PSUN249 Starvation Ketoacidosis as the Presenting Finding of Glycogen Storage Disorder Type III

Abstract

Abstract A 30-year woman with a history of heart transplantation and a history of post-transplant diabetes mellitus presents with severe euglycemic ketoacidosis. Initial concern was for diabetes related ketoacidosis given history of diabetes however blood glucose was within goal range in the absence of pregnancy and use of sodium glucose transporter type 2 inhibitor use. Initial laboratory evaluation showed a serum glucose of 177 mg/dL, a serum beta hydroxybutyrate of greater than 12.66 mmol/L, serum lactate of 0.6 mmol/L, with a calculated anion gap of greater than 30 mmol/L. C-peptide levels were repeatedly normal and appropriate for blood glucose level ranging between 2.8 ng/mL and 7.5 ng/mL ruling out insulin deficiency as causative. It was discovered that the patient had intentionally fasted for greater than 18 hours and thus had not used the premixed insulin regimen prescribed.

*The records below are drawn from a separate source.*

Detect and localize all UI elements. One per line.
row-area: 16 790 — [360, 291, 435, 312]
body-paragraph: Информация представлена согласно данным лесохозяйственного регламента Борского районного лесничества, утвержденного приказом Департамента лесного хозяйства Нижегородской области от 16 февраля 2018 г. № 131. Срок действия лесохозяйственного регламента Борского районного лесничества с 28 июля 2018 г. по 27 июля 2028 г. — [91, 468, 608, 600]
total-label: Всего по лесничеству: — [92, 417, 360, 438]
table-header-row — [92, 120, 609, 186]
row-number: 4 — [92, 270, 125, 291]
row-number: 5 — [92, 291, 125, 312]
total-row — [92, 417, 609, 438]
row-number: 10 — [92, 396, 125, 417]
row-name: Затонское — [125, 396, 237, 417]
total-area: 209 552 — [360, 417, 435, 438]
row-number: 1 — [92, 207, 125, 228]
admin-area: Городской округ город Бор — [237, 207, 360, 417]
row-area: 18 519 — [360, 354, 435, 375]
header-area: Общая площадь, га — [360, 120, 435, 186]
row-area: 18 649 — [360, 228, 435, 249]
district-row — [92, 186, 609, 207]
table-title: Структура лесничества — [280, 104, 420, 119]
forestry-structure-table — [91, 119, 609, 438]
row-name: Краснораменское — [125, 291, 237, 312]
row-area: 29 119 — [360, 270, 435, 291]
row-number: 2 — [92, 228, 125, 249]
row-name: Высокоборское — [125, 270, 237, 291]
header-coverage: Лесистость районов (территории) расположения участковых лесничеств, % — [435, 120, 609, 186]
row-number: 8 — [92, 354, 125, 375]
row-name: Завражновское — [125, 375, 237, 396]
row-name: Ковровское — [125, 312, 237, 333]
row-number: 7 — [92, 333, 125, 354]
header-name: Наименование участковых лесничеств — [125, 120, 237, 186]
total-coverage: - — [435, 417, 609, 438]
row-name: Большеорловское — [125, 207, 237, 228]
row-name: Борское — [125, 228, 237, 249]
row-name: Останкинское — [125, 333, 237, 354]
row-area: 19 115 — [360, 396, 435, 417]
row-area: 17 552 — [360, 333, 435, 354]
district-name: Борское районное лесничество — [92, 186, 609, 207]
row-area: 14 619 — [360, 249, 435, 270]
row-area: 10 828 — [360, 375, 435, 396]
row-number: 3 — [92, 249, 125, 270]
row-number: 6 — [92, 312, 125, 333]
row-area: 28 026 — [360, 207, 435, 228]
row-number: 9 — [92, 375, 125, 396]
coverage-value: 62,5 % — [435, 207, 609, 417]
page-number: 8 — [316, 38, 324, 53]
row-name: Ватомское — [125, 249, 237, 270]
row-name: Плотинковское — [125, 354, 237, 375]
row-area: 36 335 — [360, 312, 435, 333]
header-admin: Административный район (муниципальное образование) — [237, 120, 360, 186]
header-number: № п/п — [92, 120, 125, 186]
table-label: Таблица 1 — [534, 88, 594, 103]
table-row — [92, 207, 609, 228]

Metabolic disturbance corrected with a dextrose and insulin infusion. Evaluation for inborn error of metabolism showed: acylcarnitine panel returned normal making an inborn error of fatty acid metabolism unlikely. The mitochondrial DNA mutation panel was negative for point mutations or deletions. Further testing for urinary organic acids did not reveal elevation of 3-hydroxybutyric acid suggesting SCOT enzyme levels were sufficient in our patient. Review of pathology records for heart transplantation completed for idiopathic cardiomyopathy 20 years prior to this presentation showed high levels of glycogen deposition prompting evaluation for glycogen storage disorders. Results revealed a heterozygous abnormality at exon 9 of the AGL gene; AGL gene c.1139A>G (p.Glu380Gly). This is not a reported pathologic mutation, and given the heterozygosity of the mutation in this autosomal recessive condition, it is felt that either environmental factors or the presence of other unrecognized genetic mutations allowed for the phenotypic expression of GSDIII with euglycemic starvation ketoacidosis. The patient was treated with dietary counseling regarding ketone suppression with basal insulin during periods of fasting and preference to avoid periods of prolonged fasting with frequent carbohydrate-containing meals. Conclusion This case represents a novel, potentially pathologic defect in the AGL gene. This finding should prompt further investigations into genetic variabilities that may lead to this phenotypic expression. Presentation: Sunday, June 12, 2022 12:30 p.m. - 2:30 p.m.